Да, таково было завещание Пушкина; в день смерти, прощаясь с женою, он сказал ей: «Отправляйся в деревню, носи по мне траур два года, а потом выходи замуж, только не за шелопая». Это слышали Вяземские.

«Еще мы говорили об анонимных письмах. Я рассказала ей о том, что ты говорил по этому поводу, и о твоем страстном возмущении против их гнусного автора».

«Пощечины от руки палача — вот чего он, по-моему, заслуживает», — писал родным Андрей Карамзин, высказывая опасение, что если «этот негодяй когда-нибудь откроет свое лицо», то «наше снисходительное общество», то есть великосветское, выступит в роли его соучастника. В этом он не ошибся.

В то дни друзья Пушкина постоянно возвращаются к мысли о пасквиле, угадывая теперь, задним числом, что он был главной причиной, приведшей Пушкина к гибели, что развязка трагедии — на душе сочинителя, что с тех пор Пушкин «не мог успокоиться».

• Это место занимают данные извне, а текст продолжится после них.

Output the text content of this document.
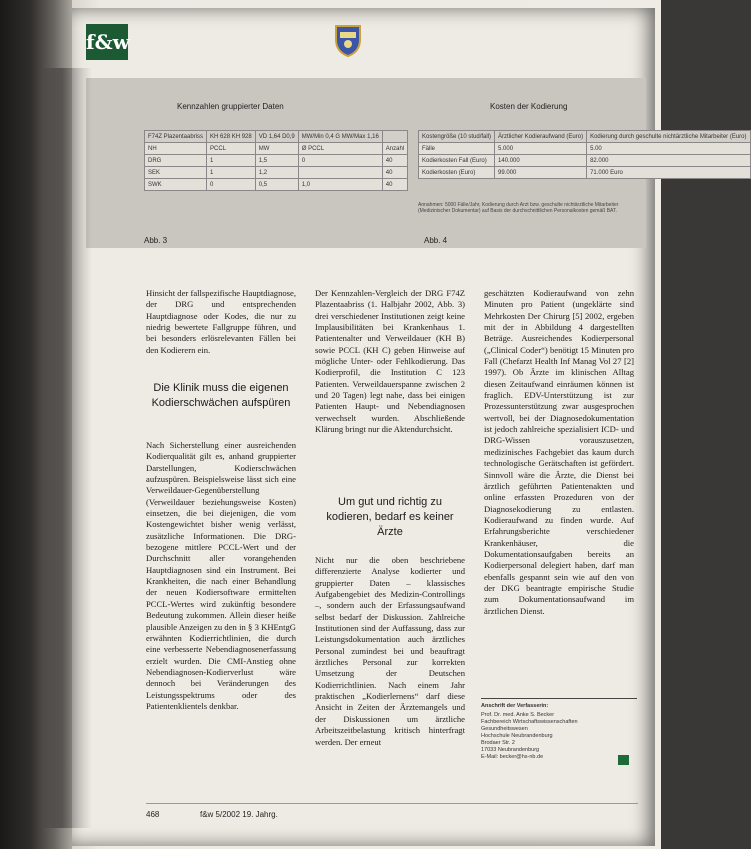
f&w
Kennzahlen gruppierter Daten
F74Z Plazentaabriss	KH 628 KH 928	VD 1,64 D0,9	MW/Min 0,4 G MW/Max 1,16	
NH	PCCL	MW	Ø PCCL	Anzahl
DRG	1	1,5	0	40
SEK	1	1,2		40
SWK	0	0,5	1,0	40
Abb. 3
Kosten der Kodierung
Kostengröße (10 stud/fall)	Ärztlicher Kodieraufwand (Euro)	Kodierung durch geschulte nichtärztliche Mitarbeiter (Euro)
Fälle	5.000	5.00
Kodierkosten Fall (Euro)	140.000	82.000
Kodierkosten (Euro)	99.000	71.000 Euro
Annahmen: 5000 Fälle/Jahr, Kodierung durch Arzt bzw. geschulte nichtärztliche Mitarbeiter (Medizinischer Dokumentar) auf Basis der durchschnittlichen Personalkosten gemäß BAT.
Abb. 4
Hinsicht der fallspezifische Hauptdiagnose, der DRG und entsprechenden Hauptdiagnose oder Kodes, die nur zu niedrig bewertete Fallgruppe führen, und bei besonders erlösrelevanten Fällen bei den Kodierern ein.
Die Klinik muss die eigenen Kodierschwächen aufspüren
Nach Sicherstellung einer ausreichenden Kodierqualität gilt es, anhand gruppierter Darstellungen, Kodierschwächen aufzuspüren. Beispielsweise lässt sich eine Verweildauer-Gegenüberstellung (Verweildauer beziehungsweise Kosten) einsetzen, die bei diejenigen, die vom Kostengewichtet bisher wenig verlässt, zusätzliche Informationen. Die DRG-bezogene mittlere PCCL-Wert und der Durchschnitt aller vorangehenden Hauptdiagnosen sind ein Instrument. Bei Krankheiten, die nach einer Behandlung der neuen Kodiersoftware ermittelten PCCL-Wertes wird zukünftig besondere Bedeutung zukommen. Allein dieser heiße plausible Anzeigen zu den in § 3 KHEntgG erwähnten Kodierrichtlinien, die durch eine verbesserte Nebendiagnosenerfassung erzielt wurden. Die CMI-Anstieg ohne Nebendiagnosen-Kodierverlust wäre dennoch bei Veränderungen des Leistungsspektrums oder des Patientenklientels denkbar.
Der Kennzahlen-Vergleich der DRG F74Z Plazentaabriss (1. Halbjahr 2002, Abb. 3) drei verschiedener Institutionen zeigt keine Implausibilitäten bei Krankenhaus 1. Patientenalter und Verweildauer (KH B) sowie PCCL (KH C) geben Hinweise auf mögliche Unter- oder Fehlkodierung. Das Kodierprofil, die Institution C 123 Patienten. Verweildauerspanne zwischen 2 und 20 Tagen) legt nahe, dass bei einigen Patienten Haupt- und Nebendiagnosen verwechselt wurden. Abschließende Klärung bringt nur die Aktendurchsicht.
Um gut und richtig zu kodieren, bedarf es keiner Ärzte
Nicht nur die oben beschriebene differenzierte Analyse kodierter und gruppierter Daten – klassisches Aufgabengebiet des Medizin-Controllings –, sondern auch der Erfassungsaufwand selbst bedarf der Diskussion. Zahlreiche Institutionen sind der Auffassung, dass zur Leistungsdokumentation auch ärztliches Personal zumindest bei und beauftragt ärztliches Personal zur korrekten Umsetzung der Deutschen Kodierrichtlinien. Nach einem Jahr praktischen „Kodierlernens“ darf diese Ansicht in Zeiten der Ärztemangels und der Diskussionen um ärztliche Arbeitszeitbelastung kritisch hinterfragt werden. Der erneut
geschätzten Kodieraufwand von zehn Minuten pro Patient (ungeklärte sind Mehrkosten Der Chirurg [5] 2002, ergeben mit der in Abbildung 4 dargestellten Beträge. Ausreichendes Kodierpersonal („Clinical Coder“) benötigt 15 Minuten pro Fall (Chefarzt Health Inf Manag Vol 27 [2] 1997). Ob Ärzte im klinischen Alltag diesen Zeitaufwand einräumen können ist fraglich. EDV-Unterstützung ist zur Prozessunterstützung zwar ausgesprochen wertvoll, bei der Diagnosedokumentation ist jedoch zahlreiche spezialisiert ICD- und DRG-Wissen vorauszusetzen, medizinisches Fachgebiet das kaum durch technologische Gerätschaften ist gefördert. Sinnvoll wäre die Ärzte, die Dienst bei ärztlich geführten Patientenakten und online erfassten Prozeduren von der Diagnosekodierung zu entlasten. Kodieraufwand zu finden wurde. Auf Erfahrungsberichte verschiedener Krankenhäuser, die Dokumentationsaufgaben bereits an Kodierpersonal delegiert haben, darf man ebenfalls gespannt sein wie auf den von der DKG beantragte empirische Studie zum Dokumentationsaufwand im ärztlichen Dienst.
Anschrift der Verfasserin:
Prof. Dr. med. Anke S. Becker
Fachbereich Wirtschaftswissenschaften
Gesundheitswesen
Hochschule Neubrandenburg
Brodaer Str. 2
17033 Neubrandenburg
E-Mail: becker@hs-nb.de
468	f&w 5/2002 19. Jahrg.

«Теперь, — продолжает Карамзина, — расскажу об одной забавной мелочи среди всех наших горестей: Данзас просил государя разрешить ему сопровождать тело; государь ответил, что это невозможно, так как Данзас должен идти под суд (говорят, впрочем, что это будет одна формальность). Для того, чтобы отдать этот последний долг Пушкину, государь назначил Тургенева, — „как единственного из друзей Пушкина, который в настоящее время ничем не занят“. Тургенев сегодня вечером уезжает с телом. Он очень недоволен этим и не умеет это скрыть. Вяземский хотел поехать, я ему [Тургеневу] сказала: „Почему бы ему не поехать с вами?“ „Помилуйте, со мною! — он не умер!“».

То же самое отметил в своем дневнике Тургенев: «О Вяземском со мною (у Карамзиных): „он еще не мертвый“».

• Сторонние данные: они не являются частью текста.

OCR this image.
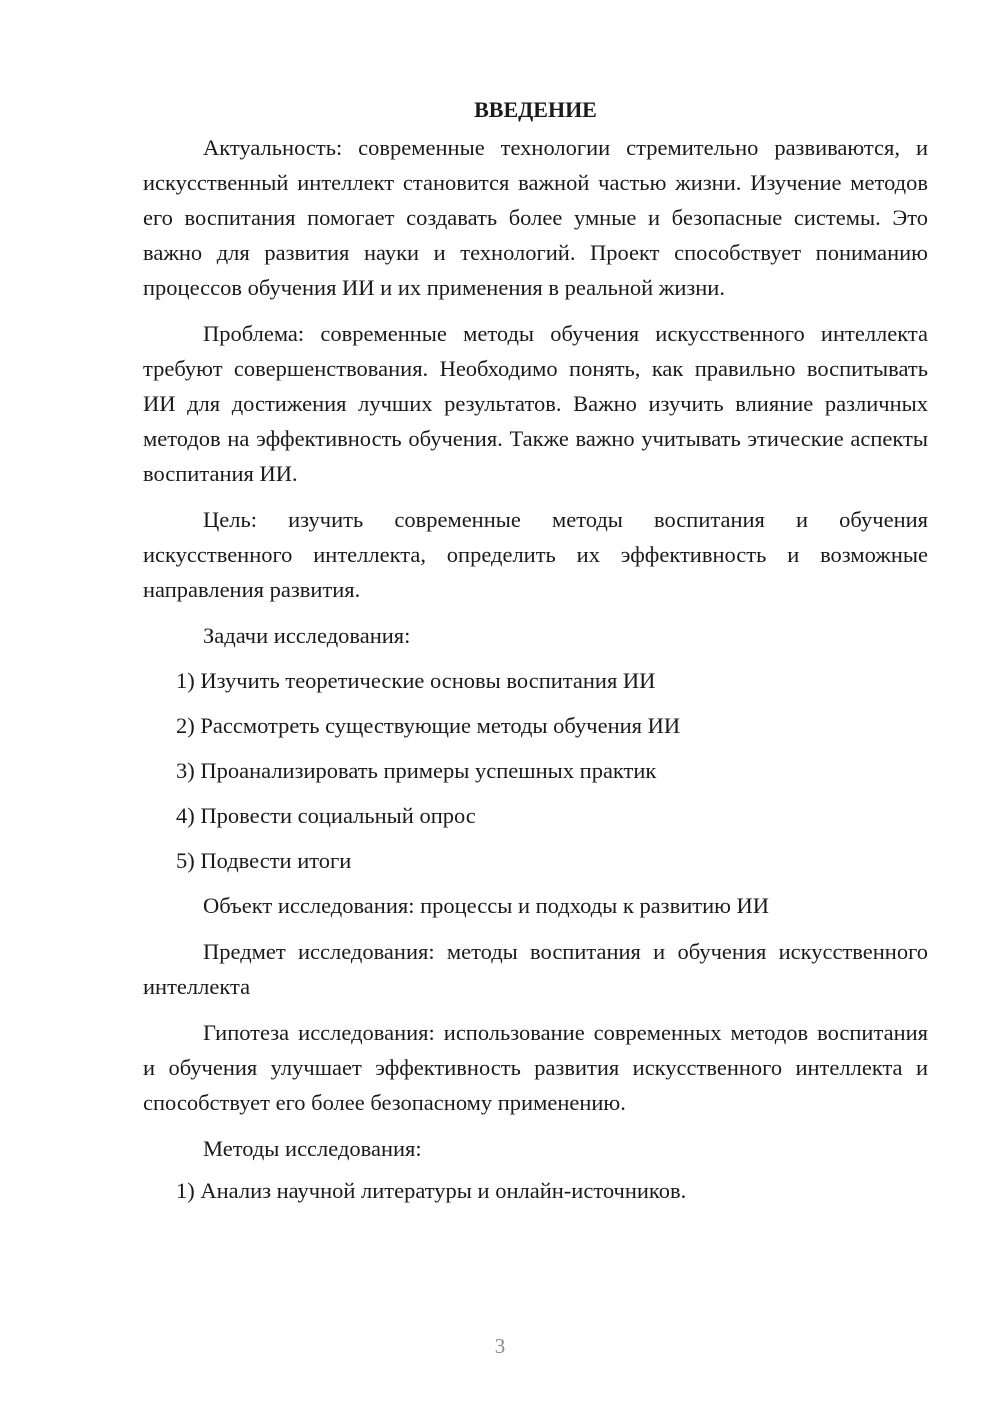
ВВЕДЕНИЕ

Актуальность: современные технологии стремительно развиваются, и искусственный интеллект становится важной частью жизни. Изучение методов его воспитания помогает создавать более умные и безопасные системы. Это важно для развития науки и технологий. Проект способствует пониманию процессов обучения ИИ и их применения в реальной жизни.

Проблема: современные методы обучения искусственного интеллекта требуют совершенствования. Необходимо понять, как правильно воспитывать ИИ для достижения лучших результатов. Важно изучить влияние различных методов на эффективность обучения. Также важно учитывать этические аспекты воспитания ИИ.

Цель: изучить современные методы воспитания и обучения искусственного интеллекта, определить их эффективность и возможные направления развития.

Задачи исследования:

1) Изучить теоретические основы воспитания ИИ
2) Рассмотреть существующие методы обучения ИИ
3) Проанализировать примеры успешных практик
4) Провести социальный опрос
5) Подвести итоги

Объект исследования: процессы и подходы к развитию ИИ

Предмет исследования: методы воспитания и обучения искусственного интеллекта

Гипотеза исследования: использование современных методов воспитания и обучения улучшает эффективность развития искусственного интеллекта и способствует его более безопасному применению.

Методы исследования:

1) Анализ научной литературы и онлайн-источников.
3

Карамзиной кажется «забавной» стороной в этом деле, что царь без ведома Тургенева назначил его сопровождать гроб с телом Пушкина вместе с жандармом. Тургенев подчинился, но заявил, что поедет «на свой счет и с особой подорожной». В дневнике он, уязвленный, подчеркивает: «отправились мы — я и жандарм!!»

Ирония его ответа Карамзиной в том, что он «ничем не занят» и поэтому царь превратил его в служителя погребальной процессии: возить Вяземского ему не положено — Вяземский не мертвый, а ему, Тургеневу, царь, мол, определил возить только покойников.